LA CORTE SUPREMA DI CASSAZIONE

SEZIONE LAVORO

Composta dagli Ill.mi Sigg.ri Magistrati:

Dott. NAPOLETANO Giuseppe – Presidente –

Dott. MANNA Antonio – rel. Consigliere –

Dott. BALESTRIERI Federico – Consigliere –

Dott. PATTI Adriano Piergiovanni – Consigliere –

Dott. LORITO Matilde – Consigliere –

ha pronunciato la seguente:

SENTENZA

sul ricorso 14945-2015 proposto da:

A.A. C.F. (OMISSIS), elettivamente domiciliato in ROMA,

LARGO SARTI 4 (STUDIO CAPPONI – DI FALCO), presso lo studio

dell’avvocato MARCO RUSSO, rappresentato e difeso dagli avvocati

ANTONIO AZZARELLO, ANTONIO AFFABILE, giusta delega in atti;

– ricorrente –

contro

INTESA SANPAOLO S.P.A. C.F. (OMISSIS), in persona del legale

rappresentante pro tempore, elettivamente domiciliata in ROMA, CORSO

VITTORIO EMANUELE II 326, presso lo studio degli avvocati CLAUDIO

SCOGNAMIGLIO, RENATO SCOGNAMIGLIO, che la rappresentano e difendono,

giusta delega in atti;

– controricorrente –

avverso la sentenza n. 7674/2014 della CORTE D’APPELLO di NAPOLI,

depositata il 01/12/2014 R.G.N. 11798/2010;

udita la relazione della causa svolta nella pubblica udienza del

22/03/2017 dal Consigliere Dott. MANNA ANTONIO;

udito il P.M. in persona del Sostituto Procuratore Generale Dott.

MATERA MARCELLO che ha concluso per il rigetto del ricorso;

udito l’Avvocato VINCENZO PORCELLI per delega Avvocato RENATO

SCOGNAMIGLIO.

Fatto

FATTI DI CAUSA

Con sentenza n. 7674/14 la Corte d’appello di Napoli rigettava il gravame proposto da A.A. contro la sentenza del Tribunale della stessa sede che ne aveva respinto le domande di indennità supplementare ex art. 29 C.C.N.L. dirigenti imprese creditizie e di differenze retributive varie, invocate in base al denunciato carattere ingiustificato del licenziamento intimatogli il 15.5.07 da Intesa Sanpaolo S.p.A. a cagione della riorganizzazione d’una parte delle strutture della banca e dell’esubero di posizioni manageriali rispetto alle nuove esigenze.

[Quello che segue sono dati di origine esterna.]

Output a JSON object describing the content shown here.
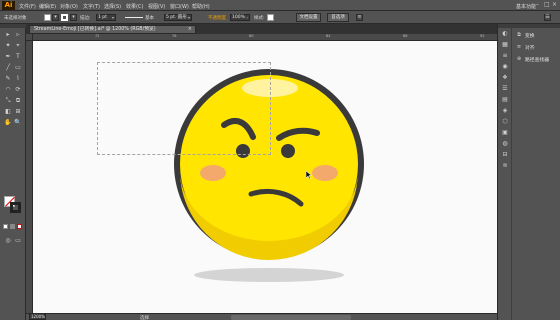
{
  "app": {
    "logo": "Ai",
    "workspace": "基本功能"
  },
  "menu": [
    "文件(F)",
    "编辑(E)",
    "对象(O)",
    "文字(T)",
    "选择(S)",
    "效果(C)",
    "视图(V)",
    "窗口(W)",
    "帮助(H)"
  ],
  "window_controls": [
    "–",
    "□",
    "×"
  ],
  "control_bar": {
    "selection_label": "未选择对象",
    "stroke_label": "描边:",
    "stroke_value": "1 pt",
    "brush_label": "基本",
    "points_value": "5 pt. 圆形",
    "opacity_label": "不透明度",
    "opacity_value": "100%",
    "style_label": "样式:",
    "doc_setup_button": "文档设置",
    "preferences_button": "首选项"
  },
  "document": {
    "tab_title": "StreamLine-Emoji [已转换].ai* @ 1200% (RGB/预览)",
    "close_glyph": "×"
  },
  "ruler": {
    "ticks": [
      "72",
      "76",
      "80",
      "84",
      "88",
      "92"
    ]
  },
  "status": {
    "zoom": "1200%",
    "tool_name": "选择"
  },
  "tools": [
    "▸",
    "▹",
    "✦",
    "⌖",
    "✒",
    "T",
    "╱",
    "▭",
    "✎",
    "⌇",
    "◠",
    "⟳",
    "⤡",
    "⧉",
    "◧",
    "⊞",
    "✋",
    "🔍"
  ],
  "right_icons": [
    "◐",
    "▦",
    "≡",
    "◉",
    "❖",
    "☰",
    "▤",
    "◈",
    "⬡",
    "▣",
    "◍",
    "⊟",
    "≋"
  ],
  "right_panels": [
    {
      "icon": "⧉",
      "label": "变换"
    },
    {
      "icon": "≡",
      "label": "对齐"
    },
    {
      "icon": "⊕",
      "label": "路径查找器"
    }
  ],
  "colors": {
    "ui_dark": "#535353",
    "canvas": "#fafafa",
    "face_yellow": "#ffe500",
    "face_shadow": "#e8c800",
    "outline": "#3a3a3a",
    "blush": "#f3a96b",
    "shadow": "#d4d4d4"
  }
}
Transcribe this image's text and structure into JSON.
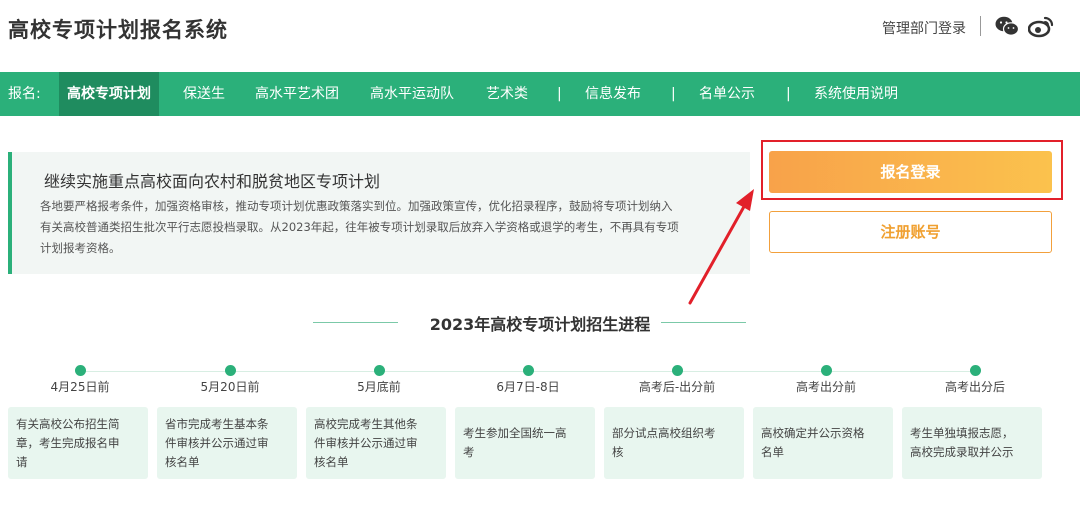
{
  "header": {
    "site_title": "高校专项计划报名系统",
    "admin_login": "管理部门登录",
    "icons": [
      "wechat-icon",
      "weibo-icon"
    ]
  },
  "nav": {
    "label": "报名:",
    "items": [
      "高校专项计划",
      "保送生",
      "高水平艺术团",
      "高水平运动队",
      "艺术类"
    ],
    "separator": "|",
    "links": [
      "信息发布",
      "名单公示",
      "系统使用说明"
    ]
  },
  "intro": {
    "title": "继续实施重点高校面向农村和脱贫地区专项计划",
    "lines": [
      "各地要严格报考条件，加强资格审核，推动专项计划优惠政策落实到位。加强政策宣传，优化招录程序，鼓励将专项计划纳入",
      "有关高校普通类招生批次平行志愿投档录取。从2023年起，往年被专项计划录取后放弃入学资格或退学的考生，不再具有专项",
      "计划报考资格。"
    ]
  },
  "actions": {
    "login": "报名登录",
    "register": "注册账号"
  },
  "progress": {
    "title": "2023年高校专项计划招生进程",
    "steps": [
      {
        "date": "4月25日前",
        "lines": [
          "有关高校公布招生简",
          "章，考生完成报名申",
          "请"
        ]
      },
      {
        "date": "5月20日前",
        "lines": [
          "省市完成考生基本条",
          "件审核并公示通过审",
          "核名单"
        ]
      },
      {
        "date": "5月底前",
        "lines": [
          "高校完成考生其他条",
          "件审核并公示通过审",
          "核名单"
        ]
      },
      {
        "date": "6月7日-8日",
        "lines": [
          "考生参加全国统一高",
          "考"
        ]
      },
      {
        "date": "高考后-出分前",
        "lines": [
          "部分试点高校组织考",
          "核"
        ]
      },
      {
        "date": "高考出分前",
        "lines": [
          "高校确定并公示资格",
          "名单"
        ]
      },
      {
        "date": "高考出分后",
        "lines": [
          "考生单独填报志愿，",
          "高校完成录取并公示"
        ]
      }
    ]
  },
  "colors": {
    "accent": "#2bb07a",
    "accent_dark": "#1f8c5f",
    "button_orange": "#f8a24a",
    "highlight_red": "#e2202a"
  }
}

Per la cassazione della sentenza ricorre A.A. affidandosi a sei motivi.

Intesa Sanpaolo S.p.A. resiste con controricorso, poi ulteriormente illustrato con memoria ex art. 378 c.p.c..

Diritto

RAGIONI DELLA DECISIONE

Preliminarmente deve darsi atto che l’avviso dell’odierna udienza ai difensori di parte ricorrente è stato correttamente eseguito in cancelleria, atteso che gli indirizzi di posta elettronica certificata da loro indicati nell’epigrafe del ricorso sono risultati non validi.

1.1. Il primo motivo denuncia errata applicazione dell’art. 437 c.p.c. e violazione degli artt. 1336,1326 e 1331 c.c., nonchè omesso esame su un punto decisivo, nella parte in cui la sentenza impugnata non ha esaminato e motivato in ordine alla domanda di risarcimento per mancata possibilità, per il ricorrente, di partecipare al programma di esodo incentivato, domanda che erroneamente la Corte territoriale ha ritenuto nuova e, perciò inammissibile, oltre che infondata: si obietta a riguardo che tale domanda era da considerarsi compresa in quella, più ampia, di risarcimento di tutti i danni conseguenti all’illegittimo licenziamento di cui ai punti 6 e 7 dell’atto introduttivo di lite; ulteriore vizio di legittimità – prosegue il ricorso – è da ravvisarsi nel non avere la sentenza considerato che il programma di esodo incentivato era stato realizzato mediante accordi sindacali qualificabili come offerta al pubblico, cui il ricorrente non aveva potuto aderire a cagione del licenziamento intimatogli.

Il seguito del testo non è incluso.